Liverpool, for those who aren't aware, won the Champions League this season, which is basically the best thing a club team can win. Seeing as Fenway Sports Group (aka John Henry) purchased Liverpool nine years ago, it makes sense to have them play in the home of the Red Sox. If you're thinking to yourself wait... how do you play soccer on a baseball field? Don't worry, you're not the only one. The field ends up looking strange and it's hard to argue that there's any truly good seats in the house, but they make it work.
I have to say, I was pretty blown away by the amount of fans I encountered during this day. I guess it makes sense that Liverpool would be Boston's soccer team, seeing as the John Henry owns them, but I never imagined it would be this far-reaching.
My day began taking the Red Line from Savin Hill. I ran into a full family waiting for the T, all in Liverpool jerseys. As I walked on the train, I saw another half a dozen. This was three hours before the game.

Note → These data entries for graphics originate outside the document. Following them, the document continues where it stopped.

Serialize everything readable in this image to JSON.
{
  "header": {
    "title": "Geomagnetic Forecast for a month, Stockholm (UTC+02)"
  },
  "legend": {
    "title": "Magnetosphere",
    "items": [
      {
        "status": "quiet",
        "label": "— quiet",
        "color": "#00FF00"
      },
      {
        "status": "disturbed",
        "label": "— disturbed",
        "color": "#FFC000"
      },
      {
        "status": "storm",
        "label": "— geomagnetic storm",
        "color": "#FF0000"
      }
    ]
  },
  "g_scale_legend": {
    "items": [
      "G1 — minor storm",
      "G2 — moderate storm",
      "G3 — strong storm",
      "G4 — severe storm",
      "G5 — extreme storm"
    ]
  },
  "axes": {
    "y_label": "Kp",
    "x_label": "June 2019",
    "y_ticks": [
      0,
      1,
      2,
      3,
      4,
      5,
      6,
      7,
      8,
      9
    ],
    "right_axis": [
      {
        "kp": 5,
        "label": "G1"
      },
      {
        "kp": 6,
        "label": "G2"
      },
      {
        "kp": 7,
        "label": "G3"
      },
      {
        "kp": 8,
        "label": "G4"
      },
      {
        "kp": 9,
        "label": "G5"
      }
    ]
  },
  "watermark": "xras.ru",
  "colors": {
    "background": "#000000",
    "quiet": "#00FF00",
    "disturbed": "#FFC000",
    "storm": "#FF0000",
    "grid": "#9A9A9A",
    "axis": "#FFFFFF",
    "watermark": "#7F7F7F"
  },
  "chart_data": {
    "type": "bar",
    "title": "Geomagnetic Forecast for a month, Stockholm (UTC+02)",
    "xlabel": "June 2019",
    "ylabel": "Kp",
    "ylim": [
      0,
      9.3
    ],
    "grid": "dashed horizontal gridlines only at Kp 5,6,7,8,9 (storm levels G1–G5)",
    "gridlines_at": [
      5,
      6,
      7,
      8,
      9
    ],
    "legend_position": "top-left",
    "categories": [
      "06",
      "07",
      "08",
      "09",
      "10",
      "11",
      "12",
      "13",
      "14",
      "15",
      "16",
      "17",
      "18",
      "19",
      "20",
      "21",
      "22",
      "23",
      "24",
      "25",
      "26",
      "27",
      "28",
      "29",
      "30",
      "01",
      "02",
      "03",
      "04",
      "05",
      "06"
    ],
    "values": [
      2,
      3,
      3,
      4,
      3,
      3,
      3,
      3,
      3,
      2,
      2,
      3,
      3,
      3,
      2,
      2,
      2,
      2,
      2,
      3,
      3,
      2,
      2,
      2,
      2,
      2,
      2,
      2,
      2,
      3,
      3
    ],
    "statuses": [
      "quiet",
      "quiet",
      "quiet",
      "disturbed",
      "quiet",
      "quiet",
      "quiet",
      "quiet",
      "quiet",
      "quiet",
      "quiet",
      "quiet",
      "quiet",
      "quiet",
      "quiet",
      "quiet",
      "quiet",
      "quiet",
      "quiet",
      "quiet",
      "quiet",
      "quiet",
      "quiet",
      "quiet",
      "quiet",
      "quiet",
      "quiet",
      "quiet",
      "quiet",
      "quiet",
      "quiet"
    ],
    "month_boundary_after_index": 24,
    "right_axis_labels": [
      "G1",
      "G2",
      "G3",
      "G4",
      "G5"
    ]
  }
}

Walking towards Fenway in the hour before the match was wild. Hundreds of Liverpool jerseys, yes, but also so many others. Colombia jerseys, England jerseys, USA jerseys. What you have to understand about games like these is that anyone with any deep-seated love for soccer will come to watch them, even if they aren't a fan of either of the teams playing (myself included.) It's a strange phenomena that exists specifically in the United States.
This was proven, for better and for worse, during the match itself. If you've ever watched an English Premier League game on TV, one thing is unmissable: the noise. All across Europe, the chants and the noise are remarkable. However, during the course of the game on Sunday the loudest it ever got was some random organized clapping, a far cry from the songs belted out across the pond.
The game itself was, as most friendly matches (non-competitive games) are in the US: strange, disjointed games with flashes of brilliance. Liverpool played worse and deserved to lose the match, but that doesn't mean they're the worse team. They played many second-string players against a Sevilla side playing a much closer version of their starting team.
What's more important than the game is the 35,000 fans that nearly sold out Fenway. Yes, it was a pretty dull game, but getting that many people to show up for a meaningless soccer game in the heart of Boston can only bode well for the future of soccer in this city.